Opinion: Shifting sands in Central Asia?


MOSCOW, (RIA Novosti political commentator Peter Lavelle)

 - Will the United States be forced to withdraw its military bases in Central Asia? Have the Central Asian republics decided to throw their lot in with Russia and, to some extent, with China, out of fear of more "colored" revolutions?

Judging from media reports and expert analyses, it appears Central Asia is about to experience a paradigm shift. However, Central Asia is not looking to revolutionize, but institutionalize the status quo.

The final statement from the Shanghai Cooperation Organization (SCO), comprising China, Kazakhstan, Kyrgyzstan, Russia, Tajikistan and Uzbekistan, reads like a Central Asian declaration of independence. Not only did it indirectly criticize the United States for its unilateralist foreign policy, but also directly demanded that non-regional powers eventually remove military bases stationed in member countries - again a reference to the United States. Western media has suggested that Russia and China actually penned the document as a united front against U.S. influence in the region.

The SCO summit and the ensuing statement have also been interpreted as the latest chapter of the "Great Game", with powers such as Russia and China vying for influence at the expense of the United States. This may certainly be the case on the surface, but the essence of the SCO summit was more of a consensus among like-minded elites reacting to what they increasingly perceive as common threats at home and on their borders.

Much has been written about the SCO's comments, but few have ventured to call the SCO what it is - a private club no different than the G8. Like the G8, the SCO does not make binding policy decisions for members, nor is it a substitute for bilateral relations. SCO countries used the statement to express sentiments without claiming they are defined foreign policy aims. This approach suits the Kremlin just fine - claiming to accept group consensus without suggesting the statement reflects Russia's foreign policy.

It is unlikely that Central Asia is preparing to reject American presence in the region in favor of Russia and China. Although China is likely to want to exercise its influence in the region, Chinese control would not be in Russia's interests or in those of the region. Many of Russia's political elite are wary of the American presence in Central Asia, but the same sense suspicion is reserved for China's regional ambitions, meaning the United States is somewhat a convenient check on China's growing influence.

In essence, the summit put the U.S. on notice for what many in the region interpret as a two-track policy of pursuing terrorists while undermining ruling elites. As for the Central Asia republics, the fight against terrorism and the promotion of regional security means maintaining the status quo, as well as avoiding the kind of uncontrolled political changes that have swept other former Soviet republics.

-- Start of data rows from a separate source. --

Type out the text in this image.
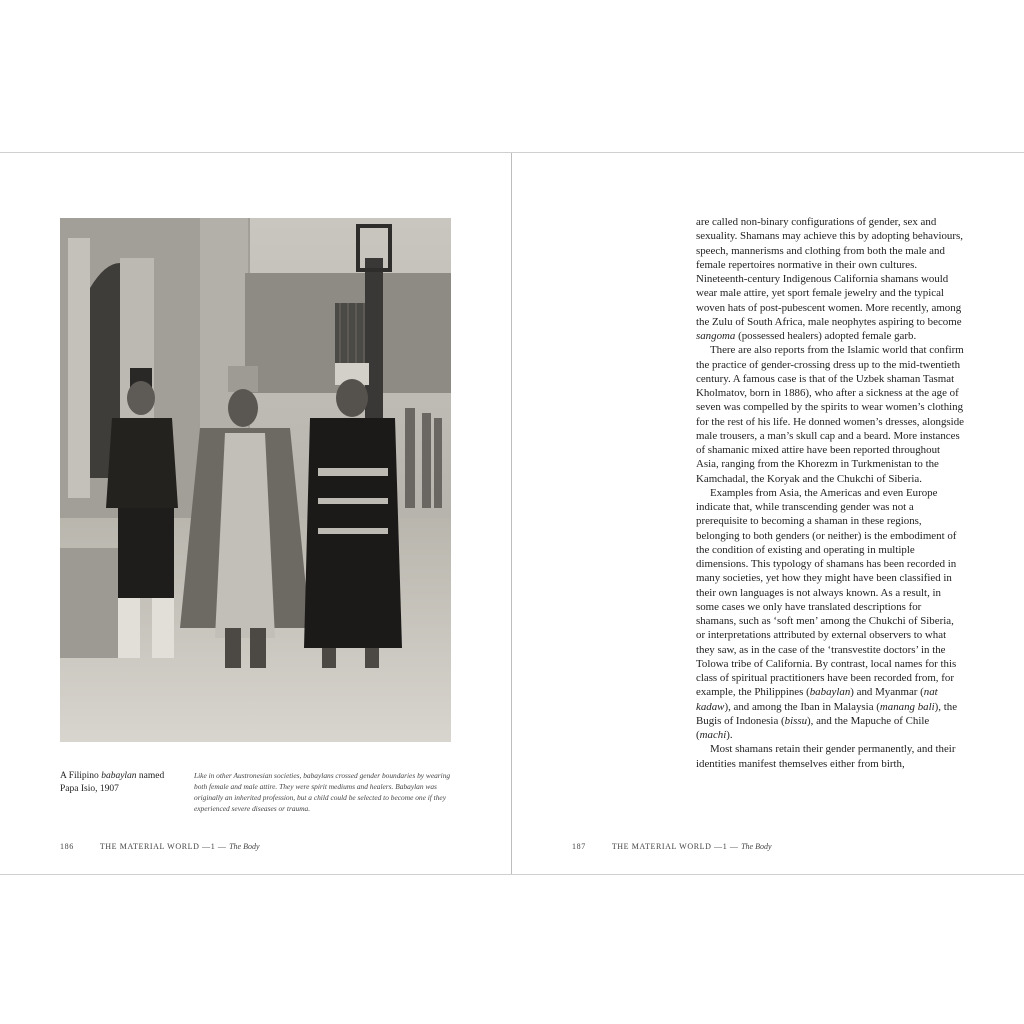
A Filipino babaylan named Papa Isio, 1907
Like in other Austronesian societies, babaylans crossed gender boundaries by wearing both female and male attire. They were spirit mediums and healers. Babaylan was originally an inherited profession, but a child could be selected to become one if they experienced severe diseases or trauma.
186	THE MATERIAL WORLD —1 — The Body

are called non-binary configurations of gender, sex and sexuality. Shamans may achieve this by adopting behaviours, speech, mannerisms and clothing from both the male and female repertoires normative in their own cultures. Nineteenth-century Indigenous California shamans would wear male attire, yet sport female jewelry and the typical woven hats of post-pubescent women. More recently, among the Zulu of South Africa, male neophytes aspiring to become sangoma (possessed healers) adopted female garb.

There are also reports from the Islamic world that confirm the practice of gender-crossing dress up to the mid-twentieth century. A famous case is that of the Uzbek shaman Tasmat Kholmatov, born in 1886), who after a sickness at the age of seven was compelled by the spirits to wear women’s clothing for the rest of his life. He donned women’s dresses, alongside male trousers, a man’s skull cap and a beard. More instances of shamanic mixed attire have been reported throughout Asia, ranging from the Khorezm in Turkmenistan to the Kamchadal, the Koryak and the Chukchi of Siberia.

Examples from Asia, the Americas and even Europe indicate that, while transcending gender was not a prerequisite to becoming a shaman in these regions, belonging to both genders (or neither) is the embodiment of the condition of existing and operating in multiple dimensions. This typology of shamans has been recorded in many societies, yet how they might have been classified in their own languages is not always known. As a result, in some cases we only have translated descriptions for shamans, such as ‘soft men’ among the Chukchi of Siberia, or interpretations attributed by external observers to what they saw, as in the case of the ‘transvestite doctors’ in the Tolowa tribe of California. By contrast, local names for this class of spiritual practitioners have been recorded from, for example, the Philippines (babaylan) and Myanmar (nat kadaw), and among the Iban in Malaysia (manang bali), the Bugis of Indonesia (bissu), and the Mapuche of Chile (machi).

Most shamans retain their gender permanently, and their identities manifest themselves either from birth,

187	THE MATERIAL WORLD —1 — The Body
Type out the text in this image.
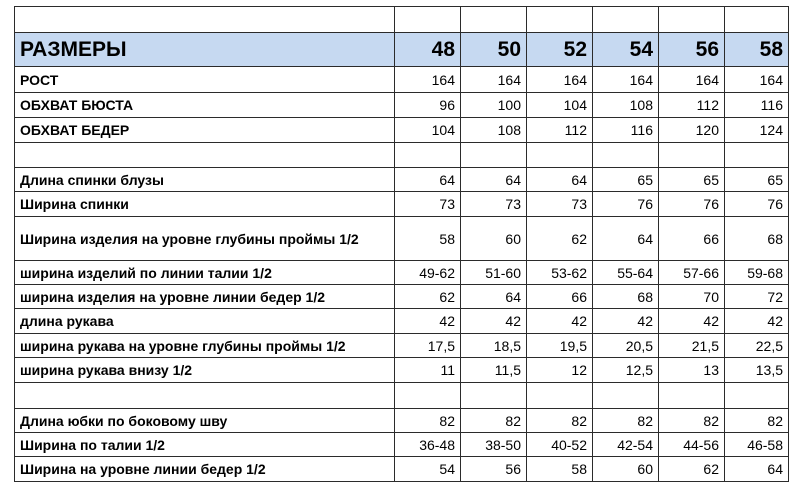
РАЗМЕРЫ	48	50	52	54	56	58
РОСТ	164	164	164	164	164	164
ОБХВАТ БЮСТА	96	100	104	108	112	116
ОБХВАТ БЕДЕР	104	108	112	116	120	124

Длина спинки блузы	64	64	64	65	65	65
Ширина спинки	73	73	73	76	76	76
Ширина изделия на уровне глубины проймы 1/2	58	60	62	64	66	68
ширина изделий по линии талии 1/2	49-62	51-60	53-62	55-64	57-66	59-68
ширина изделия на уровне линии бедер 1/2	62	64	66	68	70	72
длина рукава	42	42	42	42	42	42
ширина рукава на уровне глубины проймы 1/2	17,5	18,5	19,5	20,5	21,5	22,5
ширина рукава внизу 1/2	11	11,5	12	12,5	13	13,5

Длина юбки по боковому шву	82	82	82	82	82	82
Ширина по талии 1/2	36-48	38-50	40-52	42-54	44-56	46-58
Ширина на уровне линии бедер 1/2	54	56	58	60	62	64
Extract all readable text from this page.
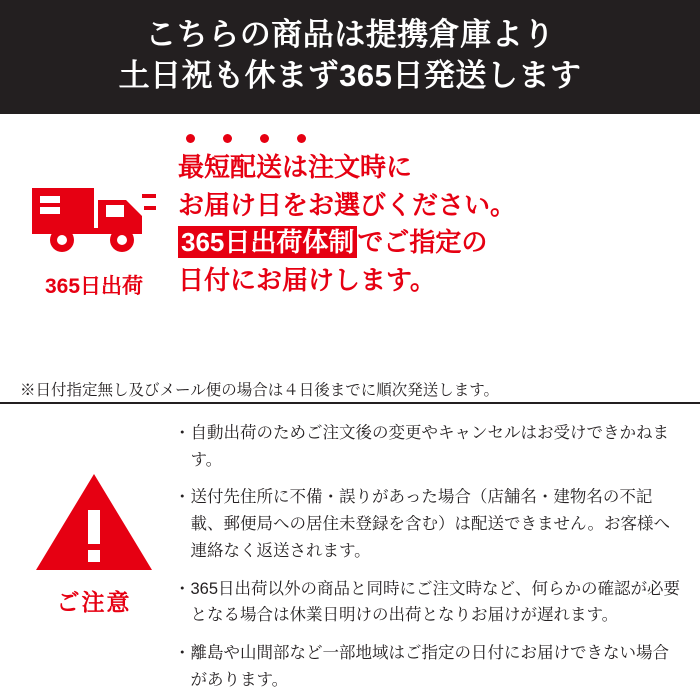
こちらの商品は提携倉庫より
土日祝も休まず365日発送します
365日出荷
最短配送は注文時に
お届け日をお選びください。
365日出荷体制 でご指定の
日付にお届けします。
※日付指定無し及びメール便の場合は４日後までに順次発送します。
ご注意
・ 自動出荷のためご注文後の変更やキャンセルはお受けできかねます。
・ 送付先住所に不備・誤りがあった場合（店舗名・建物名の不記載、郵便局への居住未登録を含む）は配送できません。お客様へ連絡なく返送されます。
・ 365日出荷以外の商品と同時にご注文時など、何らかの確認が必要となる場合は休業日明けの出荷となりお届けが遅れます。
・ 離島や山間部など一部地域はご指定の日付にお届けできない場合があります。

Uzbekistan has been the most strident member of the SCO, reassessing the American base stationed at Karshi-Khanabad. Willing to help the U.S. with its campaign to force regime change in Afghanistan, Uzbek President Islam Karimov has no tolerance for American policies that seek to eliminate terrorism while undermining his strong-fisted regime at home. Given the plethora of news reports that the U.S. military has used its base in Uzbekistan as a "torture chamber" to interrogate terrorist suspects, Karimov most probably came to the conclusion that American commentary on the tragic events in Andijon smacked of duplicity, considering America's own hard-line policies in dealing with terrorism in Afghanistan and Iraq.

Does Karimov really want the Americans to exit his country? Do the Russians as well? Probably not any time soon. The Uzbek government cited its specific grievances against the U.S. as the lack of financial compensation - payments for flight take offs and landings, environmental damage, and the negative impact on the local population. Calling the U.S. to present a timetable to withdraw from Karshi-Khanabad sounds more like "greenmail" than an impending eviction notice.

This makes a lot of sense when one considers that the American occupation of Afghanistan is at odds with the comments made by the Uzbek Foreign Ministry that American military intervention there is largely complete. The recent upsurge of violence in Afghanistan suggests that the American occupation is not going well and that countries like Uzbekistan - irrespective of its domestic policies - is still a needed member in the anti-terrorist alliance. The fact that the American occupation of Iraq is turning into a quagmire surely encourages Karimov to remind the White House of Uzbekistan's geopolitical importance.

It is unlikely the U.S. will be forced to remove its military bases in Central Asia any time soon. What appears to be clear is that the White House will have to pay much more for its presence in Central Asia and mute its commentary about the democracy and civil society in the region, as well as accept that ruling elites define security as a balanced outside influence to promote the status quo.

The opinions expressed in this article are those of the author and may not necessarily represent the opinions of the editorial board.